“If I’m repulsive to you, I wonder why you’d insist on marrying me?”He stalked toward the fireplace and faced her, his scowling face reflecting his anger. “Because I’ve just assaulted you. Can you know so little of propriety, you don’t realize you’ve been completely compromised? Ruined? I will speak to Sherbourne first thing in the morning.”
Jane considered reaching for one of the glowing embers and dropping it into his breeches. If she wouldn’t burn her fingers, she would. And enjoy his pain. Drawing herself up, she forgot she was in a dressing gown, that it was past two in the morning, that his hand had only just been in her most private place, that he’d offered what she wanted above all things. All she could think of were his cutting, hurtful words. He would marry her because he had to. Not because he wanted to. “Rest assured, I won’t hold you to any such terrible fate, nor will I thrust my passionate personage upon you in the future. Don’t touch me again, or you’ll become a man with one hand. Don’t speak to my father, or you’ll become ridiculous. You’ve taken me to the height of passion, then disparaged me cruelly. My love for you is indeed misplaced, a mistake I’ll not make again.”
“You’re but a child, Jane. What would you know of love?”
It appeared he was not done insulting her. “Evidently, nothing at all. I always thought myself of above average intelligence, but I’ll have to reconsider after tonight. I’m clearly no cleverer than a bleating ewe, following the herd, regardless of peril. I misjudged you entirely and I’m perplexed by my lack of insight.” She allowed her gaze to travel the length of him, uncaring of her insolence. “What a pity such masculine beauty is wasted on one so cold, cruel, and self-righteous. Perhaps I’m a child –a mannish child –but I’m quite capable of giving and receiving affection. You sir, are not, and for that, I’m sorry for you.” She stopped her perusal at his eyes, noting he looked angry, and maybe a little astonished she would speak so rudely to him, a duke. “You’ve all the warmth of a block of granite and I pity any woman who must call you husband. Good night, Your Grace.”

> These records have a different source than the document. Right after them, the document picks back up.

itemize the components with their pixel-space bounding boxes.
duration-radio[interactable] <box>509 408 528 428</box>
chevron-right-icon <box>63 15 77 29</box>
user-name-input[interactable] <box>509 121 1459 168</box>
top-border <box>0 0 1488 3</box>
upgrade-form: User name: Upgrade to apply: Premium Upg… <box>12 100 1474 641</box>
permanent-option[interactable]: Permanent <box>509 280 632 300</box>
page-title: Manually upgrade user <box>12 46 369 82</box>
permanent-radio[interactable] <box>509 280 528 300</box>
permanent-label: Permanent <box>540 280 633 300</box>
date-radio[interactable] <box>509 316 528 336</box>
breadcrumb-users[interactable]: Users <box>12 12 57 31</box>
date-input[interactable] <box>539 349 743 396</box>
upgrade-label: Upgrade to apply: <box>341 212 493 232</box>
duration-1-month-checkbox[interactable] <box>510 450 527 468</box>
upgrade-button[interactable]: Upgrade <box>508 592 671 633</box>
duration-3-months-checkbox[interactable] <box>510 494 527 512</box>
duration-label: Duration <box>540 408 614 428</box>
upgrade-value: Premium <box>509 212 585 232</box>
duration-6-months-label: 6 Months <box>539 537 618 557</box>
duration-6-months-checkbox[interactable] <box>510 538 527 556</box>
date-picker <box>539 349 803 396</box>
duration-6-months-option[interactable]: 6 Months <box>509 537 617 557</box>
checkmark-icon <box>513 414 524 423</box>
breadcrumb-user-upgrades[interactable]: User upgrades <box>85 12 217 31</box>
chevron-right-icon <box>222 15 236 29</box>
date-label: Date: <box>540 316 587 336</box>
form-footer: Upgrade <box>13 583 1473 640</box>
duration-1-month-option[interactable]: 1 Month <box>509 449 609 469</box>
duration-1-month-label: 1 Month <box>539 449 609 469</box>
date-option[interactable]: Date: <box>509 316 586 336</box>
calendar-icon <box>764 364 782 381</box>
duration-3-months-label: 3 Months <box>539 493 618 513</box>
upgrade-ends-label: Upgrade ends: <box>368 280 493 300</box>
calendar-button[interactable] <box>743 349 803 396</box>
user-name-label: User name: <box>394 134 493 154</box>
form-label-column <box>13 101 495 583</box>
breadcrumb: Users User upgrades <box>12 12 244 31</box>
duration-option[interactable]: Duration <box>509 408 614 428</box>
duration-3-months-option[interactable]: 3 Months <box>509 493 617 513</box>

She turned and walked out, closing the door behind her. In the dark, she found her way upstairs and reached the quiet solitude of her room.
She didn’t cry, she packed. And grew up, having left the last vestige of childhood and fairy tales in the Bonderant library.
The devil with Blixford. She would return to London in spring and make the most of her second Season. There was a gentleman out there who would not disapprove of her, who would appreciate her unconventional talents, who would not disparage her passion. There must be, and she would find him, marry him and give him children.
Blixford could rot in Hell for all she cared. He was, indeed, a dreadful stick. Robert was correct. The look she’d seen on Blixford’s face after Annabel’s burial was simple aggravation that she’d had the audacity to die and take the heir he coveted with her.
But even as she thought it, she didn’t really believe it. At that moment, he had truly looked bereft, lost, completely vulnerable.
It did not, could not matter. He would never allow whatever softness lay within his soul to rise to the surface, but instead remain a hard, cold, imperious man, incapable of expressing affection and quite capable of cruelty.
Mannish, indeed. How she despised what he’d said, and it naturally followed, she despised him for saying it.
***
Thinking of her brother, Blix, and his determination to marry a woman he could never love, Lucy lay in her bed and listened to the clock in the hall downstairs as it chimed the hour, yet again. Three o’clock, and still she couldn’t sleep.
Deciding to give up, she threw back the covers and reached for her dressing gown. She went to the fireplace, retrieved the coal spade, and tossed a few lumps upon the embers, stirring them about until a small fire blazed. She lit two candles and sat at the secretary positioned before one of the windows in her chamber. Pulling her latest drawing from a narrow, hidden compartment, she gazed at it critically. It wasn’t right. It was disproportionate, the man’s legs too large for his torso. Her last attempt had the man’s legs too thin, not nearly muscled enough. The etchings in Mr. Paisley’s discourse had not been much help to her, his aborigines rather on the diminutive side. She desired her drawing to reflect a man of tremendous masculinity, his physique impressive. It was necessary for proportion, in order for his cock to be large enough for her purposes.
Lucy sighed and withdrew another drawing, taking heart as she gazed at this one. She’d managed to master capturing a feminine figure, and she thought her charcoal woman was lovely; full figured, with long, shapely legs, a definite dip to her waist, and round, plump breasts topped with perfectly sized nipples.